The German word for hundred is Hundert, in our language it's Honderd (the U in german sounds like the E in yew, our O in this case is like the O in dog). Singing translates to Zingen, but Zundert is indeed a place in the NL's and it's likely that the cultivar was named after it. I understand the mixup. Thuja Brabant is named after the province of (Noord) Brabant. We're not a very creative people when it comes to names; 30% of Dutch company names are made by combining the first names of the owners. Our biggest supermarkets are literally the first and last name of the original owner.Nice post, thank you for sharing.
I like your mugo, it has potential. I see the tree as being made from either just the branches at the first whorl of branches, or the first and second whorl combined. I think it could make a really nice small pine.

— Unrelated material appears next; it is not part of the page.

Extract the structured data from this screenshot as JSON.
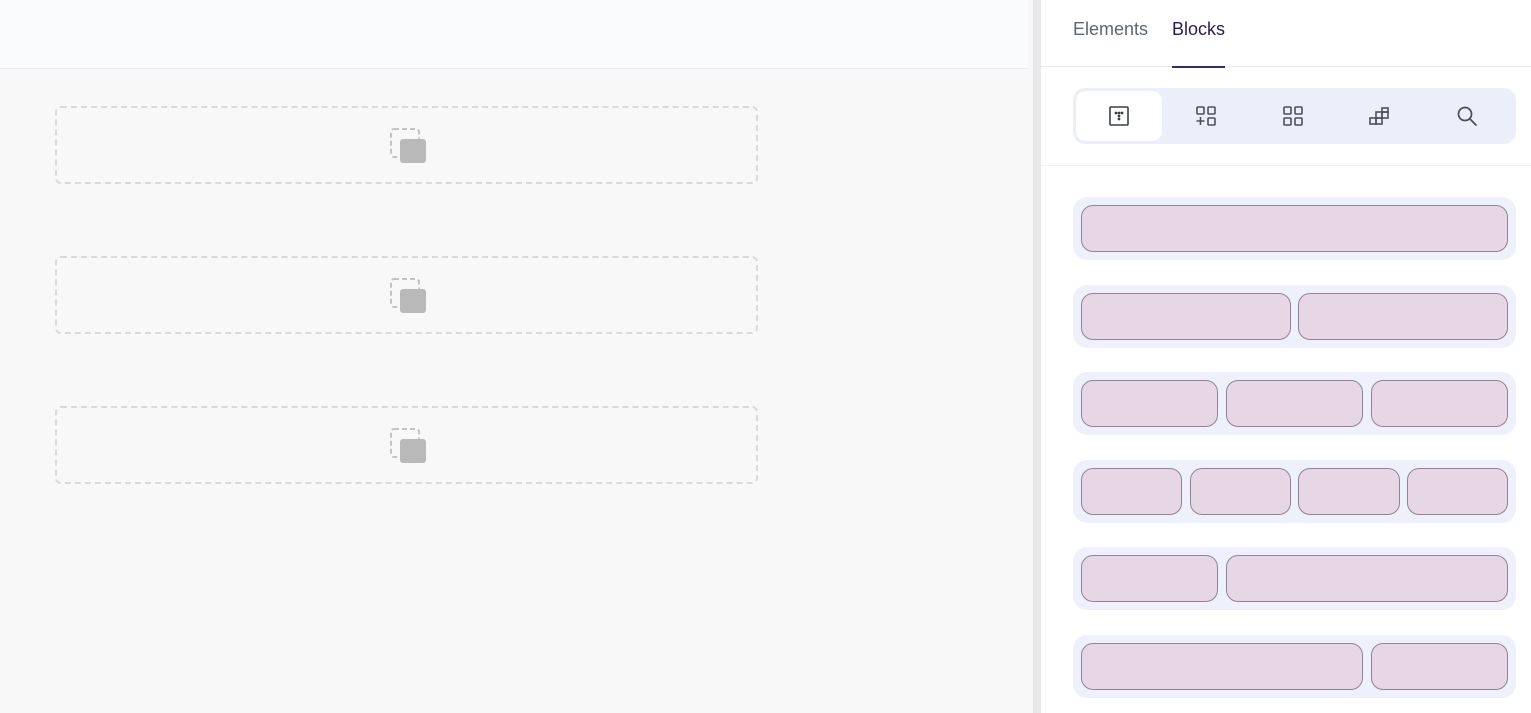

I am "known" for being somewhat overly detail orientated when it comes to names. I had learned a little German in high school, so it caught my eye. 'Zundert' is the number 100 in German, it does not mean ghost. The name 'Zundert' in Dutch is the name of the town in which Vincent van Gogh was born. In Dutch, Zundert can mean "sings". There is a large conifer wholesaler Boskopf in the Netherlands, and I suspect they may have named the mugo after the city where van Gogh was born. Although our BNut member @Wires_Guy_wires is a native to Netherlands, he can tell me if I am correct in my "translations". One of the USA wholesale nurseries might have decided to trademark the 'Zundert' clone under the trade name 'Ghost', because they think 'Ghost' will sell better than 'Zundert', but I did not dig far enough to determine if that is what happened. Do keep calling it 'Zundert', unless you have the nursery name tag, and it shows the name 'Ghost' with the 'TM' trademark icon after the name. It is my dose of mostly unimportant of detail for today.
Boskoops is a company in the village/city of Boskoop and the added 's' means that something is from there, like in the US they add 'er' or 'an' to New Yorker or Californian. Boskoop is known to be a hub of plant breeders, especially conifers. They still have wildtype shimpaku junipers and the J. chinensis var. Blaauw was developed there, along with probably some others that I don't know about.

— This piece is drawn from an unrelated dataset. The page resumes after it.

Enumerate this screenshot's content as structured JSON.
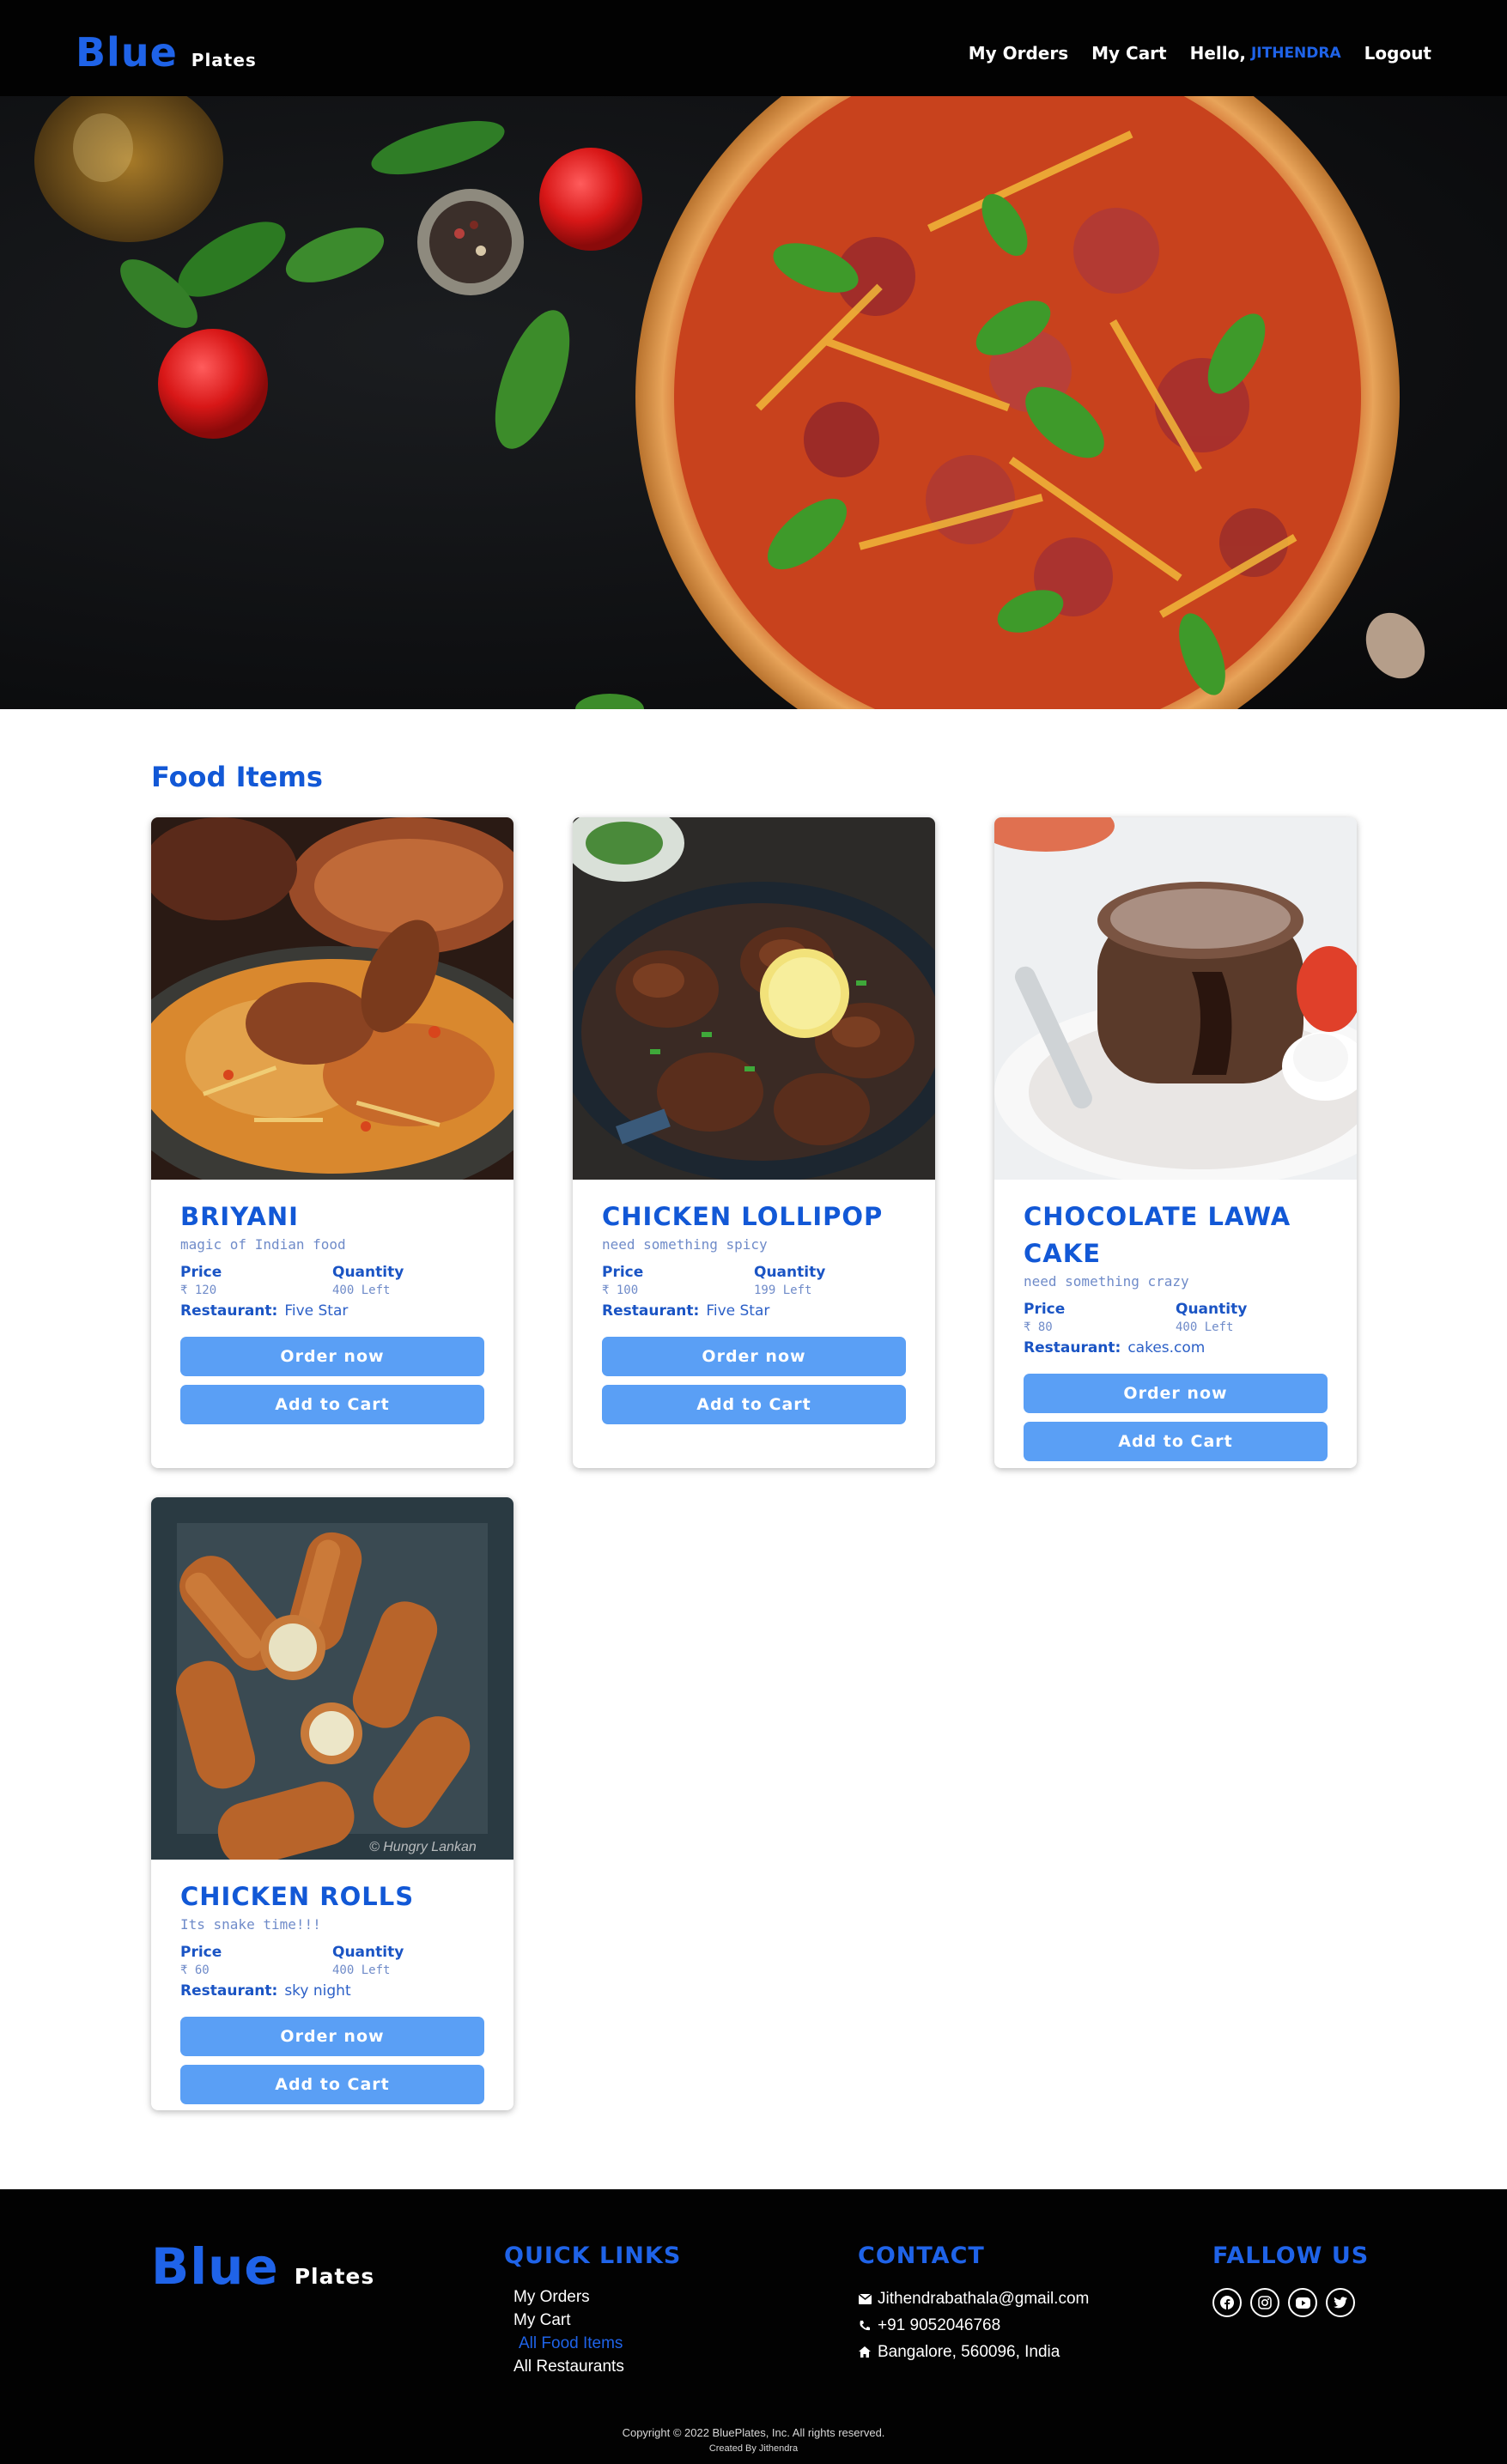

Just for sanity's sake: don't try to understand Dutch grammar. It makes no sense, neither do the sounds we produce. We use rules from French, English and German, and then blend them all together and use the least logical rules to call it a language. Then there's accents and dialects, with their own grammar that make less sense. I'm pretty OK with languages, but there are parts in this country where I don't understand anyone. And we're smaller than some states in the US.. Weird.
Now you know a little more than before, have a nice day!